President Obama (at about 1:21 in the video) was in an introspective mood, as he seems often to be in these months before ending his mandate. Particularly effective was his effort to reframe the narrative associated with a single museum artifact, a simple stone with a brass plaque attached, to focus on the thousands of people who were bought and sold on this slave block rather than the forgotten politicians who once spoke from it (and are commemorated on the plaque). He, too, focused on recognizing mistakes and remaking America based on its ideals. He went so far as to praise the American athletes who raised clenched fists in protest at the 1968 Olympics.

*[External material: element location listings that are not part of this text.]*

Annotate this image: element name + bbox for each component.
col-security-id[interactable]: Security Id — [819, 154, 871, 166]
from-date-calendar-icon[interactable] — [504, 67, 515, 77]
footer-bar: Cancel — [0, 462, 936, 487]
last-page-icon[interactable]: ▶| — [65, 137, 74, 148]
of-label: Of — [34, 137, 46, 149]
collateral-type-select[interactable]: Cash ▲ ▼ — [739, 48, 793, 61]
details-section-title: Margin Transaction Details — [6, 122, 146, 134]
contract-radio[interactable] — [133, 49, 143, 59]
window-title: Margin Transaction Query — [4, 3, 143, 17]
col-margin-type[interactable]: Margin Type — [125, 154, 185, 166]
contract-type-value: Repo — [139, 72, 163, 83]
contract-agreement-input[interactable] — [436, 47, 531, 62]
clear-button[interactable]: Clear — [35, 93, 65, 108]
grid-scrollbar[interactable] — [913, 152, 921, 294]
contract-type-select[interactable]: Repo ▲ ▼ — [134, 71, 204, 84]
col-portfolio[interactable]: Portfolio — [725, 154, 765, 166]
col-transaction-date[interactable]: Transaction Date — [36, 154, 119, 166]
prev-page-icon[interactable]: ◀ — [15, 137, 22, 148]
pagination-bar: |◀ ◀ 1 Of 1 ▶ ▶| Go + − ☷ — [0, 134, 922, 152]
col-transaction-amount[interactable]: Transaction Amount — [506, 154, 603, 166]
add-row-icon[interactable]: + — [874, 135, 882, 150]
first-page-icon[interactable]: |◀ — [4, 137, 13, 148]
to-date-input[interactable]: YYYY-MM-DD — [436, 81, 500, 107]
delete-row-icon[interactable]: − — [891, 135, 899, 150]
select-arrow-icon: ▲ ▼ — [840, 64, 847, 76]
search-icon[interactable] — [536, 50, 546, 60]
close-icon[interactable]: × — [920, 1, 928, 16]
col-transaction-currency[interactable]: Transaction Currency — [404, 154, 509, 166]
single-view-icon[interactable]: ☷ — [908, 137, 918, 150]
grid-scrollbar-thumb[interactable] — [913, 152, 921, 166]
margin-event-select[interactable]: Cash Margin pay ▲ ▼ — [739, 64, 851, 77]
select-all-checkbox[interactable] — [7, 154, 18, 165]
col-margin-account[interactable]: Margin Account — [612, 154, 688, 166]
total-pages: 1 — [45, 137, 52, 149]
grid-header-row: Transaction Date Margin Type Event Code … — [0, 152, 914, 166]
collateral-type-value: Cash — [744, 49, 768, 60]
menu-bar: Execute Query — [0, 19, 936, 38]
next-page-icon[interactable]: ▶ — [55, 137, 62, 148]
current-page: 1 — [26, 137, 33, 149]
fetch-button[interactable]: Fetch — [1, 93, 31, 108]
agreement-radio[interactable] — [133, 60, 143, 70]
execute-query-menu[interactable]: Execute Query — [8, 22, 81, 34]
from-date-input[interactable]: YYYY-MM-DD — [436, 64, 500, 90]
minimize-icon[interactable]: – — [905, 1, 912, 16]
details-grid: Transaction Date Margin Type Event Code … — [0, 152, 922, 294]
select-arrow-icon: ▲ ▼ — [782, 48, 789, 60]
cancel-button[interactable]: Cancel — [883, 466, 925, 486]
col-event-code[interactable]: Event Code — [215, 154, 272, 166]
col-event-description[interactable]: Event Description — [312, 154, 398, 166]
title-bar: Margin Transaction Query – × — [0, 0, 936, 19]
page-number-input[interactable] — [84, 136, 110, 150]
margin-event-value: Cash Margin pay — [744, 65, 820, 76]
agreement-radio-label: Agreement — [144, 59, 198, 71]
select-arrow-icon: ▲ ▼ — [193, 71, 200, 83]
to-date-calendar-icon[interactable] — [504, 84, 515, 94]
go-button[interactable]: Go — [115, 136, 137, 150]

No less than the Presidents and Chief Justice, others spoke, sang, and pranced in delight at the opening of a museum that celebrates both suffering and redemption: John Lewis, Stevie Wonder, Patti LaBelle, and the Howard University marching band were particularly notable. So too is the introductory film made by Ava Duvernay and her friends. Focused on a single date (August 28) in various years, it will surprise and delight even the most hardened heart.
Caveat emptor: my wife is the chief curator of the museum, responsible in particular for the visual arts gallery. It offers a haven of calm and incontrovertible beauty after the wrenching experience of walking up the ramps that take hushed visitors from the depths of slavery through emancipation, to the busy galleries devoted to extraordinary black achievement against all odds in sports, theater and film, music and other spheres.
Most of the visitors in the day or so since the inauguration have been black. They are enjoying a museum that stunningly tells their own, inherently heroic story. No harm in that. But a great deal more good will come when whites recognize that this story is also theirs. No one should miss it!